Чернышевский в пятидесятых годах подумывал о самоубийстве; он будто-бы даже

пил, -- какое жуткое видение: пьяный Чернышевский! Что таить, брак получился

несчастный, трижды несчастный, и даже впоследствии, когда ему и удалось с

помощью воспоминания "заморозить свое прошлое до состояния статического

счастья" (Страннолюбский), всг равно еще сказывалась та роковая, смертная

тоска, составленная из жалости, ревности и уязвленного самолюбия, -- которую

также знавал муж совсем другого склада и совсем иначе расправившийся с ней:

Пушкин.

И жена и младенец Виктор выжили; а в декабре 58 года она вновь чуть не

умерла, производя на свет третьего сына, Мишу. Удивительное время --

героическое, кроличье, в кринолине, -- символе многочадия.

"Оне умные, образованные, добрые, я вижу, -- а я дура, необразованная,

злая", -- не без надрывчика говорила Ольга Сократовна о родственницах мужа,

Пыпиных, которые, при всей доброте, не пощадили "эту истеричку, эту

взбалмошную бабенку с нестерпимым характером". Как она швырялась тарелками!

Какому биографу склеить их осколки? А эта страсть к перемене мест... Эти

диковинные недомогания... Старухой она любила вспоминать, как в Павловске,

пыльным, солнечным вечером, на рысаке, в фаэтоне, перегоняла вел. кн.

Константина, откидывая вдруг синюю вуаль и его поражая огненным взглядом,

или как изменяла мужу с польским эмигрантом Савицким, человеком, славившимся

длиной усов: "канашечка-то знал... Мы с Иваном Федоровичем в алькове, а он

пишет себе у окна". Канашечку очень жаль, -- и очень мучительны, верно, были

ему молодые люди, окружавшие жену и находившиеся с ней в разных стадиях

любовной близости, от аза до ижицы. Вечера у Чернышевской бывали особенно

оживлены присутствием ватаги студентов кавказцев. Николай Гаврилович почти

никогда к ним не выходил. Раз, накануне нового года, грузины, во главе с

гогочущим Гогоберидзе, ворвались в его кабинет, вытащили его, Ольга

Сократовна накинула на него мантилью и заставила плясать.
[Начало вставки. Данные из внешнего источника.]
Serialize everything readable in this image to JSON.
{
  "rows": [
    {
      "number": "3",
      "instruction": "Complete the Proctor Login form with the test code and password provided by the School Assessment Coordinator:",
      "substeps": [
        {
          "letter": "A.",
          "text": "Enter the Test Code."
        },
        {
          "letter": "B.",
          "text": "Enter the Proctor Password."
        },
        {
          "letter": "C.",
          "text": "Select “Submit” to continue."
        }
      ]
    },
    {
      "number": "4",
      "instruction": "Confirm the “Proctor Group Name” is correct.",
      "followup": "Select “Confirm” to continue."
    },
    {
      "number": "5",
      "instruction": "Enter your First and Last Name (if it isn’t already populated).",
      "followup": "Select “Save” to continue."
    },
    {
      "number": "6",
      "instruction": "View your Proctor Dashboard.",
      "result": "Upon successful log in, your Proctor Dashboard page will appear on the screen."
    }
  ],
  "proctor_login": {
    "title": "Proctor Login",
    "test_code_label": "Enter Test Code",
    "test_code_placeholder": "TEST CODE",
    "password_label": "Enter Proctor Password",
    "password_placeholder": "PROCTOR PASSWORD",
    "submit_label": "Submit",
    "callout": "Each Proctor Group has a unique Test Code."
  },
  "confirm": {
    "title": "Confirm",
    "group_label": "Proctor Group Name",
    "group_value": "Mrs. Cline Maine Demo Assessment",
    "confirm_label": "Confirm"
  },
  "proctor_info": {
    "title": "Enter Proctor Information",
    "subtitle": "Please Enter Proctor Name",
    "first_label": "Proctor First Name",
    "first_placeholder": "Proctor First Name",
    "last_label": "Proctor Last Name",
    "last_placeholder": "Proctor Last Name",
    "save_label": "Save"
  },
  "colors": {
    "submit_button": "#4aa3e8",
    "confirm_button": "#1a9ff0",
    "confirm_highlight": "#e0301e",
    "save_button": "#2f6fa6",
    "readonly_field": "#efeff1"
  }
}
Да, жалко его, -- а все-таки... Ну, вытянул бы разок ремнем, ну, послал

бы к чортовой матери; или хотя бы: вывел со всеми грехами, воплями,

рысканием, несметными изменами в одном из тех романов, писанием которых он

заполнял свой тюремный досуг. Так нет же! В "Прологе" (и отчасти в "Что

делать?") нас умиляет попытка автора реабилитировать жену. Любовников нет,

есть только благоговейные поклонники, нет и той дешевой игривости, которая

заставляла "мущинок" (как она, увы, выражалась) принимать се за женщину еще

более доступную, чем была она в действительности, а есть только

жизнерадостность остроумной красавицы. Легкомыслие превращено в

свободомыслие, а уважению к бойцу-мужу (которое она и в самом деле

испытывала к нему, но попусту) дана власть над всеми ее другими чувствами. В

"Прологе" студент Миронов, чтобы мистифицировать приятеля, сказал, что

Волгина вдова. Это ее так расстроило, что она заплакала, -- подобно тому,

как в "Что делать?" она, всг та же "она", тоскует среди лубочных ветренников

по арестованном муже. Из типографии Волгин забежал в оперу и тщательно стал

осматривать в бинокль сперва одну сторону зала, потом другую; вот

остановился, -- и слезы нежности потекли из под стекол. Он пришел проверить,

правда ли его жена, сидящая в ложе, милее и наряднее всех, -- совершенно

также как автор в молодости сравнивал Лободовскую с "женскими головками".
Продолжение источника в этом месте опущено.